A mobilização social é um vigoroso instrumento de defesa de direitos e poderoso para pressionar os Poderes no exercício de seus deveres, obrigações, finalidade pública, observância da supremacia do interesse público, zelo dos recursos públicos e gestão voltada à qualidade de vida do povo.

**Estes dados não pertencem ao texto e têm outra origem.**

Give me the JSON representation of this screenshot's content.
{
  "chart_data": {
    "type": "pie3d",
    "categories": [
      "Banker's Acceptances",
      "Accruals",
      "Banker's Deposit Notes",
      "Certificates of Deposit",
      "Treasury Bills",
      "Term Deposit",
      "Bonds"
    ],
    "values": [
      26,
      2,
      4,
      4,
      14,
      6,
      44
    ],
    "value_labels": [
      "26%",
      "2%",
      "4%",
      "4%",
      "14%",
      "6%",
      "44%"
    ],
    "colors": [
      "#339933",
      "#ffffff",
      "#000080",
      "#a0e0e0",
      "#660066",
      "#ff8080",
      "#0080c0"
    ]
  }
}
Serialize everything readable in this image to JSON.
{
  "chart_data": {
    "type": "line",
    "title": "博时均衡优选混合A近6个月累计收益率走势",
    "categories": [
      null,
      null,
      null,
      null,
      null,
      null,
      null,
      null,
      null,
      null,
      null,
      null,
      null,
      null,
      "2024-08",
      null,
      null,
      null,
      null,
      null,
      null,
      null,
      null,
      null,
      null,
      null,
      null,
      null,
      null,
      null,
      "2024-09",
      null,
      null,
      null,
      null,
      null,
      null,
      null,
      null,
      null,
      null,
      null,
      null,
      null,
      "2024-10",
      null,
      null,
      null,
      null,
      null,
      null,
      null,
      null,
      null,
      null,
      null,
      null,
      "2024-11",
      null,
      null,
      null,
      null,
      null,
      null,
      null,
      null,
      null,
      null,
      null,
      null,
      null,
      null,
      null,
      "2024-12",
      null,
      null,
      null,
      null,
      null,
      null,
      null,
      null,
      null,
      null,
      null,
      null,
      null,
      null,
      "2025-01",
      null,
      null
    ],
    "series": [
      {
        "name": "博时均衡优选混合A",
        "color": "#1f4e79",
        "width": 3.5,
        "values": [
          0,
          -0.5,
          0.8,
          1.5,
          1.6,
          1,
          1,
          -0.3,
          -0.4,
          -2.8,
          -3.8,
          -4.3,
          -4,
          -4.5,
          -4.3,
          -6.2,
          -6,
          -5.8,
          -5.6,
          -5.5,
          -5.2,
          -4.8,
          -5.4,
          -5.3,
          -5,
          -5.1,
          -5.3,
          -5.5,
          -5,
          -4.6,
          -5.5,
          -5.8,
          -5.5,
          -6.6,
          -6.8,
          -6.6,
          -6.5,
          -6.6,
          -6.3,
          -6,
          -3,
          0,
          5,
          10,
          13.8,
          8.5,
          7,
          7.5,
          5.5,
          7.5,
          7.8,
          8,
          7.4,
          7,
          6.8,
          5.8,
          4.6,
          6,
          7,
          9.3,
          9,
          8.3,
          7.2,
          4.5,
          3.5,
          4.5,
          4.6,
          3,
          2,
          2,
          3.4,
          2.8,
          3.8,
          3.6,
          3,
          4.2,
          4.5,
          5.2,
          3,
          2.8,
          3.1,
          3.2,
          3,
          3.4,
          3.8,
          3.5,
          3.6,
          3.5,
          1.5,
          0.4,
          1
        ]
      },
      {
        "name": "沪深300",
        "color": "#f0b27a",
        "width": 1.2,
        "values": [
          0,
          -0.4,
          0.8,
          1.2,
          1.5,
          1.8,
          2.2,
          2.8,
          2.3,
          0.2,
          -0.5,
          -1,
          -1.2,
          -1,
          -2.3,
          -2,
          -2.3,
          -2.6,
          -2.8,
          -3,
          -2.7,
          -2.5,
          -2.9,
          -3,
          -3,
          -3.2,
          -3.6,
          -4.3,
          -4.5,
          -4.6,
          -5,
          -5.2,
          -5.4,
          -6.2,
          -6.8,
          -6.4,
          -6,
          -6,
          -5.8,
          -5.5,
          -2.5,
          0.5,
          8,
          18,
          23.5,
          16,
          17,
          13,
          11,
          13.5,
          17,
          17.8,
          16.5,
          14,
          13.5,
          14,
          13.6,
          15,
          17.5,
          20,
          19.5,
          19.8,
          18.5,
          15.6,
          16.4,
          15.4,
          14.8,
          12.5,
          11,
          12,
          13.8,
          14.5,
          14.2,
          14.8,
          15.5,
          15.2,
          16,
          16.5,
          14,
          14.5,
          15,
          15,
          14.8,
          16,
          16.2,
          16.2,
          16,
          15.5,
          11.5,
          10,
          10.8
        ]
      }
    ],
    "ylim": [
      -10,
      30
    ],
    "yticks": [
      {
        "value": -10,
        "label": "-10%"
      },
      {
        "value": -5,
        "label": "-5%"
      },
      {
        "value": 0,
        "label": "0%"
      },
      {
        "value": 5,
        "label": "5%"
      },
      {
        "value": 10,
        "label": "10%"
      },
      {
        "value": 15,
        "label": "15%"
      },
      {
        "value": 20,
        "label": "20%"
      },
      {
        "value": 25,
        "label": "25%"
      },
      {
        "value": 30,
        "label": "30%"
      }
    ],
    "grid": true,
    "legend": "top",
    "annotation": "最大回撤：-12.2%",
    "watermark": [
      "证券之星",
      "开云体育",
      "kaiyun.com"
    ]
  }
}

Não existe um futuro promissor para uma nação de cidadãos servis e acomodados que entrega o poder aos legisladores permissivos, a uma justiça leniente e aos governantes negligentes, perdulários e ambiciosos que cobram impostos abusivos, desperdiçam dinheiro público, sonegam saúde, submetem a educação, estimulam a violência, tratam o povo com descaso e favorecem a impunidade dos criminosos.

terça-feira, 28 de janeiro de 2014

242 MOTIVOS PARA EXIGIR JUSTIÇA

ZERO HORA 28 de janeiro de 2014 | N° 17687

LETÍCIA DUARTE | SANTA MARIA


LÁGRIMAS LADEIRA ABAIXO

Santa Maria revive a madrugada sem fim. No dia em que a maior tragédia da história do Rio Grande do Sul completou um ano, pais, amigos, namorados e familiares se reuniram para cobrar justiça



Natural de um país marcado pela guerra, o escritor moçambicano Mia Couto resumiu a dor da ausência em seis palavras: “morto amado nunca para de morrer”. A frase aparece no livro Um Rio chamado tempo, Uma casa chamada terra, lançado em 2003.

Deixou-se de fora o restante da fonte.